Twilight's Last Gleaming - 1977 - Aldrich



Robert Aldrich is certainly a Hollywood director worthy of a second look. Among the diverse types of films he directed were: Vera Cruz, Kiss Me Deadly, Attack!, Whatever Happened to Baby Jane?, The Dirty Dozen and Ulzana's Raid.

Toward the end of his career, in 1977, he directed Twilight's Last Gleaming.

This is a film in which a renegade Air Force general takes over a missile silo complex and threatens to launch 9 nuclear missiles at Russia unless the President of the US makes a secret document concerning the origins of the Vietnam War known to the American people.

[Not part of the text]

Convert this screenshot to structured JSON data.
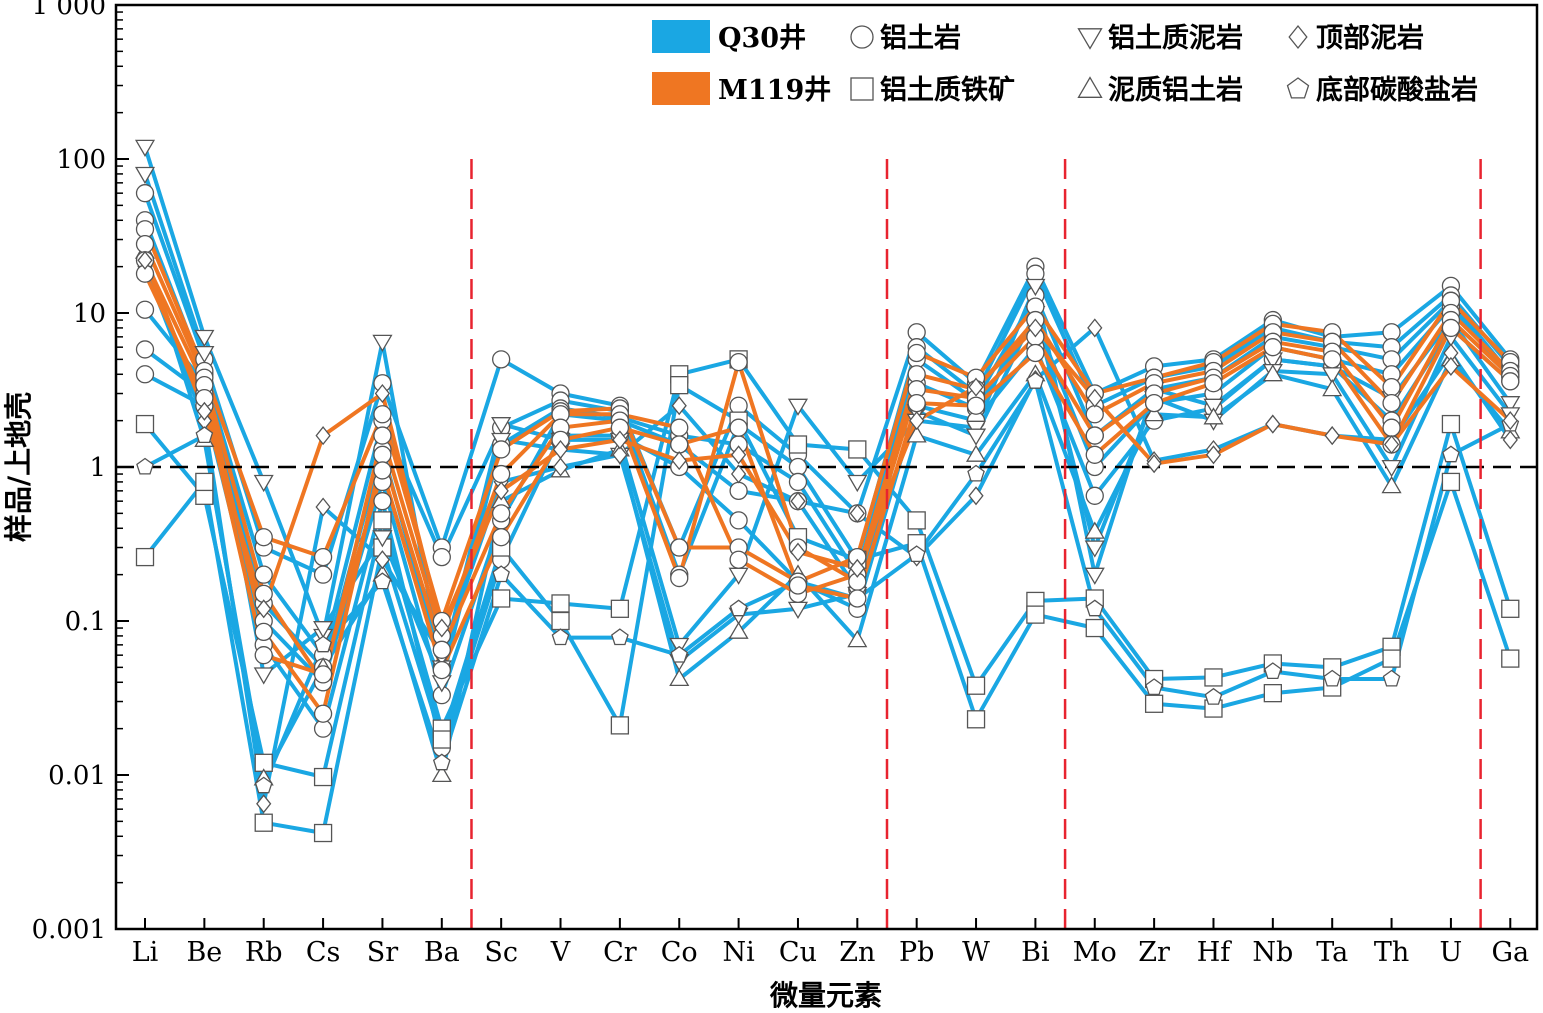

What's amazing to me is that people believed, in 1977, that a disclosure of information to the American people might change anything. Indeed, information has been disclosed about the origins of the Vietnam War and barely a ripple was ever made due to it. Wikileaks has disclosed damning information about a major political candidate, and she will probably become the next president.

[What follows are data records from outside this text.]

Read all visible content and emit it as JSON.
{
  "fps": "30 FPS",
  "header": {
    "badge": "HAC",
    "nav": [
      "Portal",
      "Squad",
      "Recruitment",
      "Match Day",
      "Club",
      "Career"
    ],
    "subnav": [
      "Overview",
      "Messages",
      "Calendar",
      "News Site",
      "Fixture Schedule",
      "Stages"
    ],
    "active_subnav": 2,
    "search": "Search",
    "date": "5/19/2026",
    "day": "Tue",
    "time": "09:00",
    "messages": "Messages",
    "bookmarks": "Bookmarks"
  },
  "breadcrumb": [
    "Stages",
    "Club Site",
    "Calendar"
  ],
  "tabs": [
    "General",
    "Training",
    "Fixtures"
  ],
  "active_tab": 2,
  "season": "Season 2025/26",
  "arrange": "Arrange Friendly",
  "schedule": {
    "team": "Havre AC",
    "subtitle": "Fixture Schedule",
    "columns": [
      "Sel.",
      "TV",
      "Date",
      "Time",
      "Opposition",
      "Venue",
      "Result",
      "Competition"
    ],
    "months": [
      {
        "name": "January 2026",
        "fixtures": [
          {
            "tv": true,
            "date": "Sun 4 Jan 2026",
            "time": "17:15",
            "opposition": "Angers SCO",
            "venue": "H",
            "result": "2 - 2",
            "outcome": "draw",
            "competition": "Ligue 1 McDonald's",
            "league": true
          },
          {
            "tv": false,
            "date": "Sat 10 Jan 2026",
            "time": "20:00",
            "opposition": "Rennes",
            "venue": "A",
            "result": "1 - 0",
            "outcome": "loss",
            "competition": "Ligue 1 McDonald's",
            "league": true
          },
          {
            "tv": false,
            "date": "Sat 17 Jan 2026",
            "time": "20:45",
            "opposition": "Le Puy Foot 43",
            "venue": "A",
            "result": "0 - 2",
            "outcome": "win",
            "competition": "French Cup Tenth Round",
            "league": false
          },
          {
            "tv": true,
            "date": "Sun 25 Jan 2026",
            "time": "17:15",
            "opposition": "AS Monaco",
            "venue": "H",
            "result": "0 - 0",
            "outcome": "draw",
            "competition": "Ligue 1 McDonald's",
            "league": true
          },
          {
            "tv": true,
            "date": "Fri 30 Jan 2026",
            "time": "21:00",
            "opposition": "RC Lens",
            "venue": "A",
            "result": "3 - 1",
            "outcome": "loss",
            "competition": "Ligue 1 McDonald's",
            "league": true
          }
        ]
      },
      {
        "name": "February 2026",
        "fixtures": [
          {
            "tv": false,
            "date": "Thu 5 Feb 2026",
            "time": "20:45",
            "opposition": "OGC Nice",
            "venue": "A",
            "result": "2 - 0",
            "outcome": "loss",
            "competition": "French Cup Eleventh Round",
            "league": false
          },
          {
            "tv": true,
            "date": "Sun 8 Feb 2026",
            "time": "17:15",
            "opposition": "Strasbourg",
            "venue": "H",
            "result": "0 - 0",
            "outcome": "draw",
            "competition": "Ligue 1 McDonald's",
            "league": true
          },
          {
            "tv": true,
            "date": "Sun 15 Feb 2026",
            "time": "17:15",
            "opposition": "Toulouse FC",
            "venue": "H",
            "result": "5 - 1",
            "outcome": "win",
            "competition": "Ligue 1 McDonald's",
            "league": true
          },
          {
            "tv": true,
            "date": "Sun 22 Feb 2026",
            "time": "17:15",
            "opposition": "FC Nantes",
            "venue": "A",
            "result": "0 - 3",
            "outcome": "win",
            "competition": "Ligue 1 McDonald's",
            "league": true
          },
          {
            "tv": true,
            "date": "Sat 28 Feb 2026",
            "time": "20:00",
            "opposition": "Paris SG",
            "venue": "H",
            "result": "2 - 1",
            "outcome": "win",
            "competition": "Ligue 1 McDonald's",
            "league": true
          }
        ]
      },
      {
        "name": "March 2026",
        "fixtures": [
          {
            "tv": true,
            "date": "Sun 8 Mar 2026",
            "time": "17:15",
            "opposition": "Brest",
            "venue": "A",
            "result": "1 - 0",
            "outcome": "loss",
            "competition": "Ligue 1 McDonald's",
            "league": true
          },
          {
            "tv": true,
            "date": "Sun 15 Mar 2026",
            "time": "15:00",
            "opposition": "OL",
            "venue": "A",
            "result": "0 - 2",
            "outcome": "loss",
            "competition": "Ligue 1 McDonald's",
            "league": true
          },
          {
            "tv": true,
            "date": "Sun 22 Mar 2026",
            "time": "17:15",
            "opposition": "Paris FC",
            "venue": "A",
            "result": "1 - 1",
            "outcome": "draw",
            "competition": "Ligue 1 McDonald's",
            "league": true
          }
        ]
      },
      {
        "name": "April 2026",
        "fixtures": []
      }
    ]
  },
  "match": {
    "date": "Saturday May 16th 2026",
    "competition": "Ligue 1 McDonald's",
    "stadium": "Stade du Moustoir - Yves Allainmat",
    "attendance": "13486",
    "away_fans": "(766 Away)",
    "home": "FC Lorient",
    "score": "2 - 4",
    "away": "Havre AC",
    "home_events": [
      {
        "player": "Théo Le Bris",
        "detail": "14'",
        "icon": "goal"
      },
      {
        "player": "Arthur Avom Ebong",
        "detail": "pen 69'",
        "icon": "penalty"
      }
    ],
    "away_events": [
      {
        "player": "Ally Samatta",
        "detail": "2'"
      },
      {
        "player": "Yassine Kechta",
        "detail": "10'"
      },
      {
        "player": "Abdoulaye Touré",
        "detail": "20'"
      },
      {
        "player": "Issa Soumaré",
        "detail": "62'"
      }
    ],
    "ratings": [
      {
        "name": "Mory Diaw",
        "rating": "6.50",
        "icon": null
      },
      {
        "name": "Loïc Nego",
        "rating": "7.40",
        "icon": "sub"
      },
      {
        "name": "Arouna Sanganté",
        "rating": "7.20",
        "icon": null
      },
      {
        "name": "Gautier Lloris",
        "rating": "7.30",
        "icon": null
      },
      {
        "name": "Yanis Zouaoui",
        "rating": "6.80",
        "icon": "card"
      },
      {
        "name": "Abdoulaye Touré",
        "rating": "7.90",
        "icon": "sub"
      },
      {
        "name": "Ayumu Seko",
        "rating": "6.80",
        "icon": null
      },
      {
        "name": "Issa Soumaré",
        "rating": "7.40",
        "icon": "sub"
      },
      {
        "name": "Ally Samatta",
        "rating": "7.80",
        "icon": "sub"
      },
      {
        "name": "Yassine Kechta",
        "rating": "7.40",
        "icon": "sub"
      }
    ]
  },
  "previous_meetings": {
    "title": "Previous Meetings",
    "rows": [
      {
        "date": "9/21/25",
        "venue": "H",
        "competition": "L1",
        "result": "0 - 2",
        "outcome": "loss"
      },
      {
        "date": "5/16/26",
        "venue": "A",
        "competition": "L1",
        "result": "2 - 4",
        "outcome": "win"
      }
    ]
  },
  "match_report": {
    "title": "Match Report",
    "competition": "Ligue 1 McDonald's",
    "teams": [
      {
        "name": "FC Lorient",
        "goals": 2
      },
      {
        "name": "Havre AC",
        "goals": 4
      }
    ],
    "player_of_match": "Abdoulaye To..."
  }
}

Lesson to be learned: information disclosure, in itself, changes nothing.

It is now part of the historical record that Lyndon Baines Johnson used a minor skirmish in the Gulf of Tonkin as a pretext to begin a major war against a technologically under-developed country of Buddhist farmers, in which over 50,000 Americans were killed as well as over 2 million Vietnamese (and other SE Asians).

So not only did/do Americans know of this, but Americans knew about Agent Orange and napalm as well as the Mai Lai Massacre. After photos of that massacre were released, over 50% of Americans still supported the war and objected to the prosecution of an officer involved in the killing of innocent Vietnamese civilians.

If the president, in this film, had disclosed the secret documents at the end of this film, America would have greeted these materials with a vast, collective yawn.

The very ending seemed the most interesting to me in which characters begin to speculate that there is a source of power even greater than the US President and that the president is considered expendable to this source of power. I am not convinced there is one organized source, but there certainly are enough folks with shared interests to sway things if they want to.

An adventure/thriller worth watching from the ever thoughtful perspective of Robert Aldrich.